No soñaba, no. Recordó entonces su reciente visita al médico amigo para hacer acopio de recetas de psicofármacos y el posterior peregrinaje en busca de la farmacia perdida. Había recorrido el sinuoso trazado del Camino Nuevo pensando en el gordo Buck Mulligan, avanzando desde la salida a la escalera y provisto de un cuenco con mermelada de lentejas. Tal vez Buck estaba buscando piso en Alcobendas, acompañado por su madre –una puta retirada- y había sentido terror en el supermercado. ¿Se había escapado? ¿se había marchado de casa? ¿había matado a su padre con una lata?
Rafael Guardiola se sintió a lo largo de aquel viaje iniciático en una especie de limbo, en una estancia o dimensión intermedia entre la multiplicidad sensible y el platónico mundo de las ideas, ataviado con ropas deportivas de mercadillo, una gorra verde de la Caja Rural y una camiseta blanca en la que se leía con claridad el nombre de una conocida marca de laxantes. Recordaba también haber estado releyendo con deleite el Ars amandi de Ovidio y una receta de cogollos de lechuga de la Thermomix, para luego caer en brazos de Morfeo narcotizado gracias a “Cuando Almanzor perdió el tambor” (1985), una superproducción castiza protagonizada por Antonio Ozores“. Y se volvía a preguntar, ¿qué me ha sucedido?, ¿qué puedo conocer?, ¿qué debo hacer?, ¿qué me cabe esperar?

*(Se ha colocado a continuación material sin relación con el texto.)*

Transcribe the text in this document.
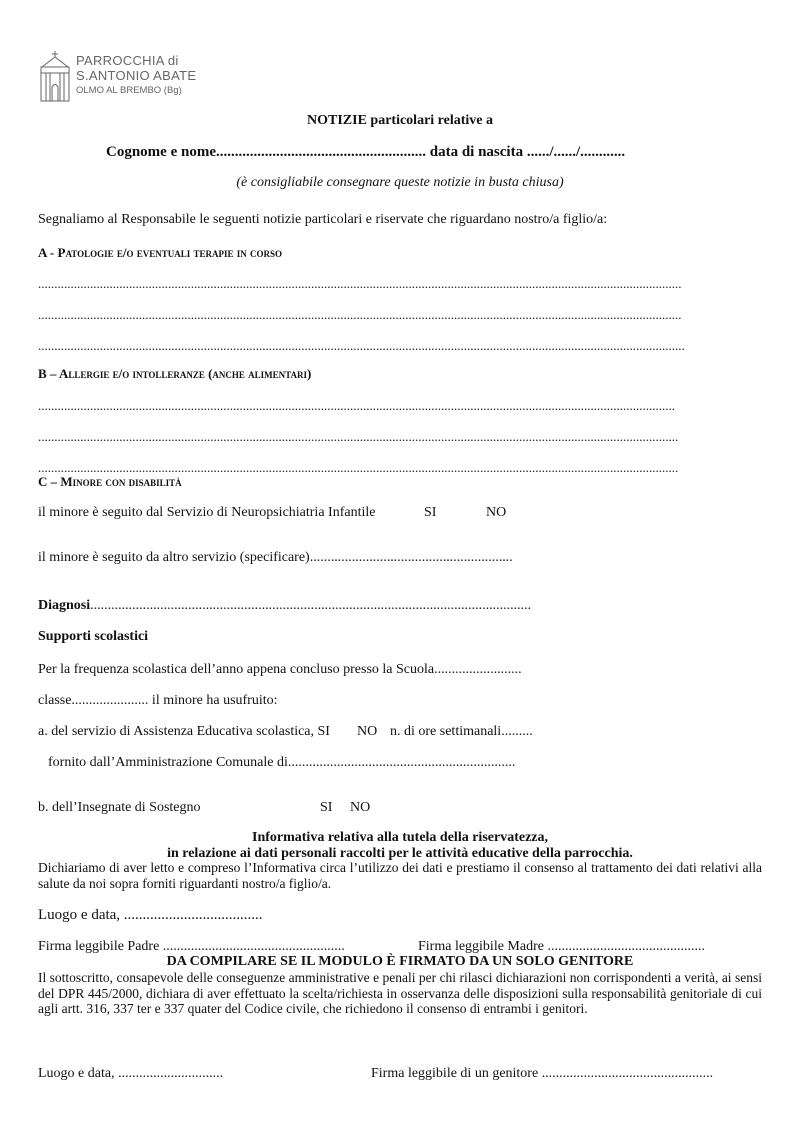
PARROCCHIA di
S.ANTONIO ABATE
OLMO AL BREMBO (Bg)
NOTIZIE particolari relative a
Cognome e nome........................................................ data di nascita ....../....../............
(è consigliabile consegnare queste notizie in busta chiusa)
Segnaliamo al Responsabile le seguenti notizie particolari e riservate che riguardano nostro/a figlio/a:
A - Patologie e/o eventuali terapie in corso
......................................................................................................................................................................................................
......................................................................................................................................................................................................
.......................................................................................................................................................................................................
B – Allergie e/o intolleranze (anche alimentari)
....................................................................................................................................................................................................
.....................................................................................................................................................................................................
.....................................................................................................................................................................................................
C – Minore con disabilità
il minore è seguito dal Servizio di Neuropsichiatria Infantile	SI	NO
il minore è seguito da altro servizio (specificare)..........................................................
Diagnosi..............................................................................................................................
Supporti scolastici
Per la frequenza scolastica dell’anno appena concluso presso la Scuola.........................
classe...................... il minore ha usufruito:
a. del servizio di Assistenza Educativa scolastica, SI NO n. di ore settimanali.........
fornito dall’Amministrazione Comunale di.................................................................
b. dell’Insegnate di Sostegno	SI NO
Informativa relativa alla tutela della riservatezza,
in relazione ai dati personali raccolti per le attività educative della parrocchia.
Dichiariamo di aver letto e compreso l’Informativa circa l’utilizzo dei dati e prestiamo il consenso al trattamento dei dati relativi alla salute da noi sopra forniti riguardanti nostro/a figlio/a.
Luogo e data, .....................................
Firma leggibile Padre ....................................................	Firma leggibile Madre .............................................
DA COMPILARE SE IL MODULO È FIRMATO DA UN SOLO GENITORE
Il sottoscritto, consapevole delle conseguenze amministrative e penali per chi rilasci dichiarazioni non corrispondenti a verità, ai sensi del DPR 445/2000, dichiara di aver effettuato la scelta/richiesta in osservanza delle disposizioni sulla responsabilità genitoriale di cui agli artt. 316, 337 ter e 337 quater del Codice civile, che richiedono il consenso di entrambi i genitori.
Luogo e data, ..............................	Firma leggibile di un genitore .................................................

Más tarde recordó haberse topado en su paseo con una desafiante roca de la que comenzó a manar sangre y miel. También sintió de nuevo el barrillo bajo sus pies en el que quedó momentáneamente atrapado. ¿Se había sumergido parcialmente en unas arenas movedizas de almíbar de torrijas, vino dulce y morcilla de Burgos? La suela de sus chanclas exhibía un color granate y oro, como si las arenas hubieran sido condimentadas con pimentón de la Vera y orina de cerda en celo (esa que se usa para excitar a los jabalíes). Menos mal que llevaba aquellos calcetines de color marrón que había visto calzar tantas veces a los centroeuropeos de los cruceros. Era el camuflaje perfecto. Y era un día perfecto hasta que la lluvia cayó con fuerza, resbaló sobre su chaleco reflectante y el pantalón del chándal, pero anegó sus chanclas y sus calcetines marrones.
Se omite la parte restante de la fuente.